Kubernetes - Networking

Last Updated: 2024-01-27

Upper Networking = kubernetes defined networking.

Dataplane networking:

  • Pod IPAM (IP Address Management) and connectivity
  • Service resolution and routing
  • Network policy enforcement

Kubernetes lacks network isolation by default; you can use a CNI with NetworkPolicy or ServiceMesh?


  • "IP-per-pod" model: each Pod has a unique IP; a Pod is equivalent to a VM or a host (which have unique IPs). Pods can be load-balanced.
  • Containers within a Pod use networking to communicate via loopback. Container to container: use localhost.
  • In the absence of any network security policies, Pods can communicate with all other pods on any other node, without NAT.
  • Agents on a node (e.g. system daemons, kubelet) can communicate with all pods on that node.
  • Isolation (restricting what each pod can communicate with) is defined using NetworkPolicy. Network policies are implemented by the network (CNI) plugins.
  • Pod to internet traffic needs to go through a NAT Gateway.


By default, a pod is non-isolated for ingress or egress, i.e. all inbound and outbound connections are allowed.
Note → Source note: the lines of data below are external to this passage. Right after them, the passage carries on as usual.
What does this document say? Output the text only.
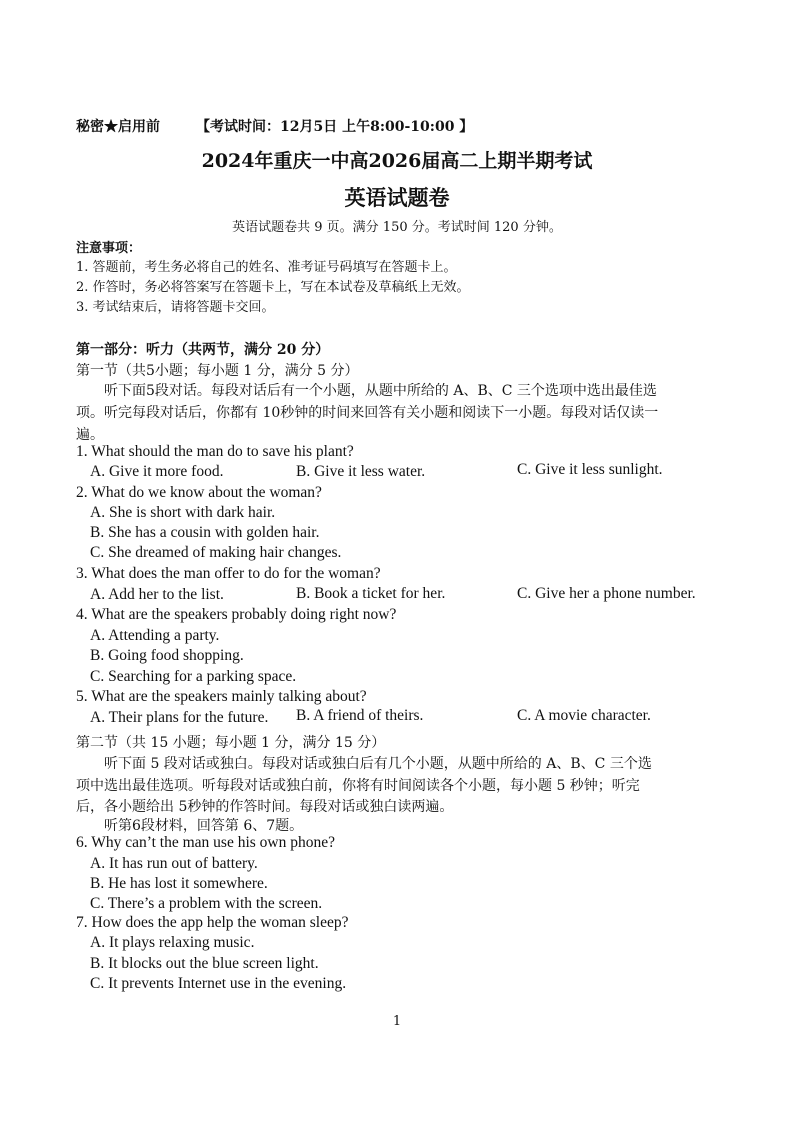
秘密★启用前	【考试时间：12月5日 上午8:00-10:00 】
2024年重庆一中高2026届高二上期半期考试
英语试题卷
英语试题卷共 9 页。满分 150 分。考试时间 120 分钟。
注意事项：
1. 答题前，考生务必将自己的姓名、准考证号码填写在答题卡上。
2. 作答时，务必将答案写在答题卡上，写在本试卷及草稿纸上无效。
3. 考试结束后，请将答题卡交回。
第一部分：听力（共两节，满分 20 分）
第一节（共5小题；每小题 1 分，满分 5 分）
听下面5段对话。每段对话后有一个小题，从题中所给的 A、B、C 三个选项中选出最佳选
项。听完每段对话后，你都有 10秒钟的时间来回答有关小题和阅读下一小题。每段对话仅读一
遍。
1. What should the man do to save his plant?
A. Give it more food.	B. Give it less water.	C. Give it less sunlight.
2. What do we know about the woman?
A. She is short with dark hair.
B. She has a cousin with golden hair.
C. She dreamed of making hair changes.
3. What does the man offer to do for the woman?
A. Add her to the list.	B. Book a ticket for her.	C. Give her a phone number.
4. What are the speakers probably doing right now?
A. Attending a party.
B. Going food shopping.
C. Searching for a parking space.
5. What are the speakers mainly talking about?
A. Their plans for the future. B. A friend of theirs.	C. A movie character.
第二节（共 15 小题；每小题 1 分，满分 15 分）
听下面 5 段对话或独白。每段对话或独白后有几个小题，从题中所给的 A、B、C 三个选
项中选出最佳选项。听每段对话或独白前，你将有时间阅读各个小题，每小题 5 秒钟；听完
后，各小题给出 5秒钟的作答时间。每段对话或独白读两遍。
听第6段材料，回答第 6、7题。
6. Why can’t the man use his own phone?
A. It has run out of battery.
B. He has lost it somewhere.
C. There’s a problem with the screen.
7. How does the app help the woman sleep?
A. It plays relaxing music.
B. It blocks out the blue screen light.
C. It prevents Internet use in the evening.
1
NetworkPolicy can restrict the connections.

  - Ingress
  - Egress

NetworkPolicy is enforced by CNI plugin (not all CNI plugins support this though).

Kubernetes Networking

There are two components to networking.

  • Kubernetes cluster networking, i.e., pod-to-pod connectivity, or "data plane". Can be provided by bundling Cilium (eBPF based programmable dataplane) (run Cilium in overlay mode if you do not require L2 connectivity between all nodes or an SDN).
  • L4 load balancing: can be provided by bundling MetalLB.
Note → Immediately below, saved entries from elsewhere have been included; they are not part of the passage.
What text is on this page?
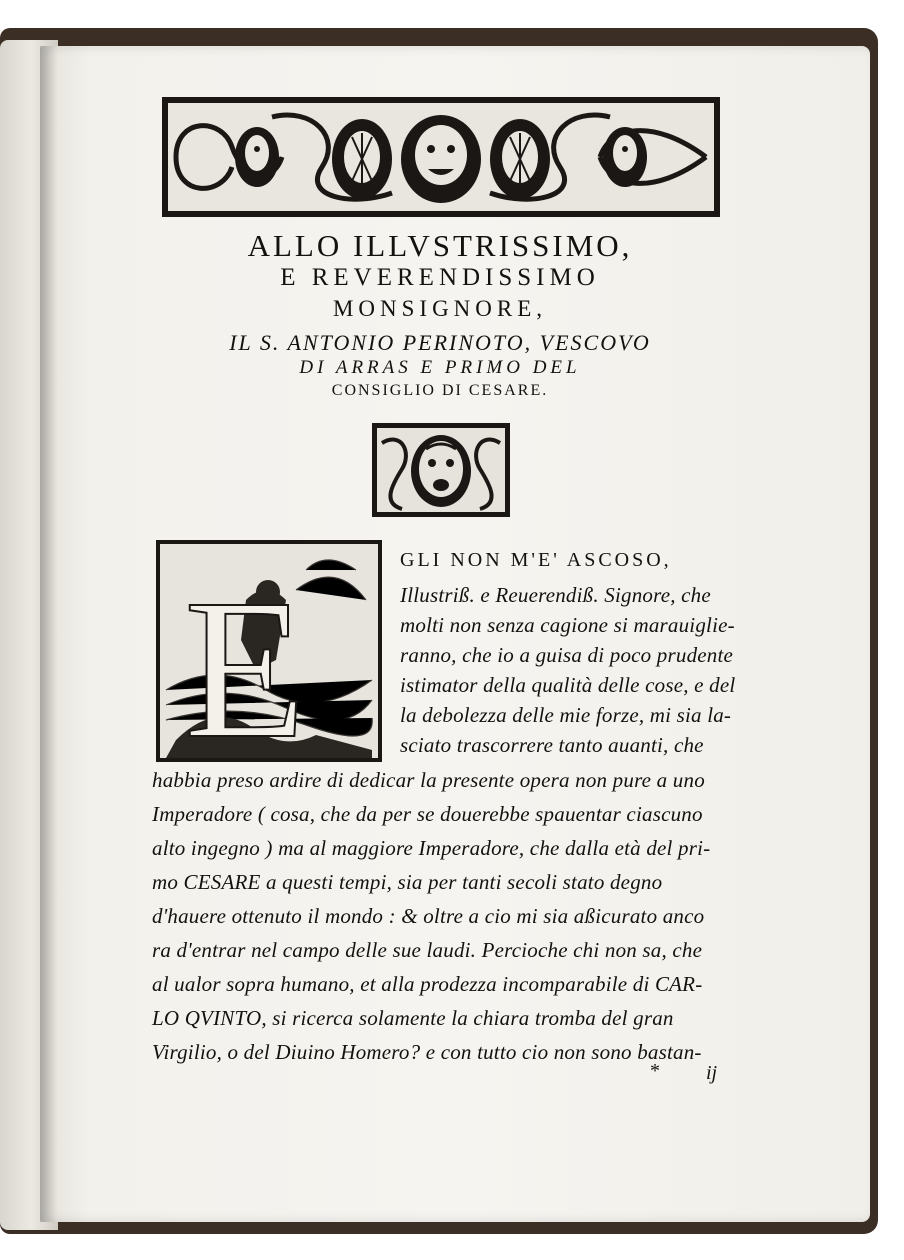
ALLO ILLVSTRISSIMO,
E REVERENDISSIMO
MONSIGNORE,
IL S. ANTONIO PERINOTO, VESCOVO
DI ARRAS E PRIMO DEL
CONSIGLIO DI CESARE.
E	GLI NON M'E' ASCOSO,
Illustriß. e Reuerendiß. Signore, che
molti non senza cagione si marauiglie-
ranno, che io a guisa di poco prudente
istimator della qualità delle cose, e del
la debolezza delle mie forze, mi sia la-
sciato trascorrere tanto auanti, che
habbia preso ardire di dedicar la presente opera non pure a uno
Imperadore ( cosa, che da per se douerebbe spauentar ciascuno
alto ingegno ) ma al maggiore Imperadore, che dalla età del pri-
mo CESARE a questi tempi, sia per tanti secoli stato degno
d'hauere ottenuto il mondo : & oltre a cio mi sia aßicurato anco
ra d'entrar nel campo delle sue laudi. Percioche chi non sa, che
al ualor sopra humano, et alla prodezza incomparabile di CAR-
LO QVINTO, si ricerca solamente la chiara tromba del gran
Virgilio, o del Diuino Homero? e con tutto cio non sono bastan-
* ij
Kubernetes Engine clusters are provisioned with an IP range that is automatically determined during cluster creation, in an existing project subnet.


CNI: Container Networking Interface. The goal is to standardize the interface between the container runtime and the network implementation. It is a minimal standard way to connect a container to a network.
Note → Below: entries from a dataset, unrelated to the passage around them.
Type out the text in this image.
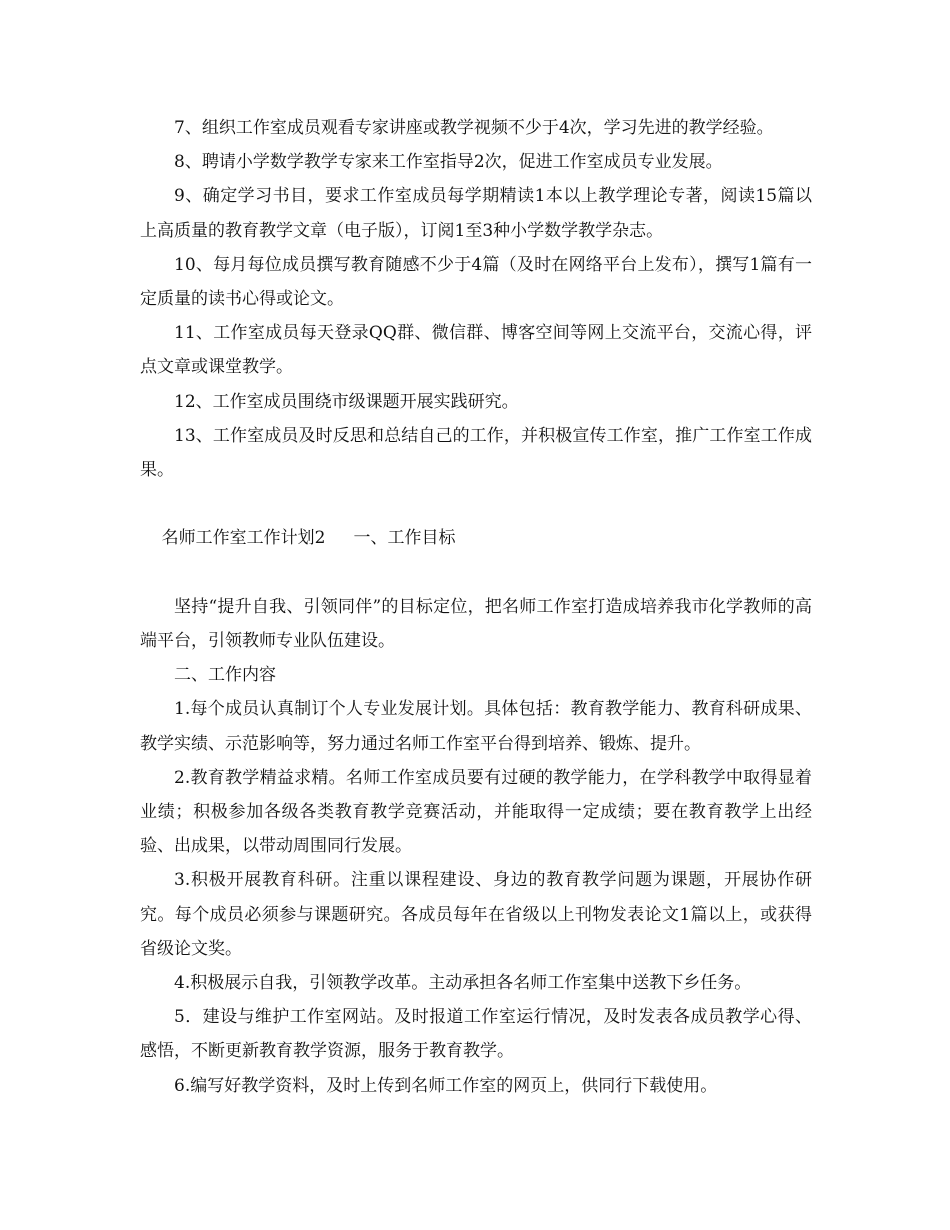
7、组织工作室成员观看专家讲座或教学视频不少于4次，学习先进的教学经验。

8、聘请小学数学教学专家来工作室指导2次，促进工作室成员专业发展。

9、确定学习书目，要求工作室成员每学期精读1本以上教学理论专著，阅读15篇以上高质量的教育教学文章（电子版），订阅1至3种小学数学教学杂志。

10、每月每位成员撰写教育随感不少于4篇（及时在网络平台上发布），撰写1篇有一定质量的读书心得或论文。

11、工作室成员每天登录QQ群、微信群、博客空间等网上交流平台，交流心得，评点文章或课堂教学。

12、工作室成员围绕市级课题开展实践研究。

13、工作室成员及时反思和总结自己的工作，并积极宣传工作室，推广工作室工作成果。

名师工作室工作计划2 一、工作目标

坚持“提升自我、引领同伴”的目标定位，把名师工作室打造成培养我市化学教师的高端平台，引领教师专业队伍建设。

二、工作内容

1.每个成员认真制订个人专业发展计划。具体包括：教育教学能力、教育科研成果、教学实绩、示范影响等，努力通过名师工作室平台得到培养、锻炼、提升。

2.教育教学精益求精。名师工作室成员要有过硬的教学能力，在学科教学中取得显着业绩；积极参加各级各类教育教学竞赛活动，并能取得一定成绩；要在教育教学上出经验、出成果，以带动周围同行发展。

3.积极开展教育科研。注重以课程建设、身边的教育教学问题为课题，开展协作研究。每个成员必须参与课题研究。各成员每年在省级以上刊物发表论文1篇以上，或获得省级论文奖。

4.积极展示自我，引领教学改革。主动承担各名师工作室集中送教下乡任务。

5．建设与维护工作室网站。及时报道工作室运行情况，及时发表各成员教学心得、感悟，不断更新教育教学资源，服务于教育教学。

6.编写好教学资料，及时上传到名师工作室的网页上，供同行下载使用。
  • CNI concerns itself only with network connectivity of containers and removing allocated resources when the container is deleted.
  • CNI plugins handle tasks such as assigning IP addresses, creating network interfaces, and setting up network routes for containers.
  • The CNI plugin configures a network interface in pod A’s container with the assigned IP address. It also sets up necessary routing rules and network policies.

The term "CNI" may refer to:

  • The CNI Specification
  • A golang library which provides an implementation of the CNI specification
  • CNI Plugins

Since Kubernetes 1.24, management of the CNI is no longer in scope for kubelet. CNI plugins are managed by a Container Runtime (e.g. containerd).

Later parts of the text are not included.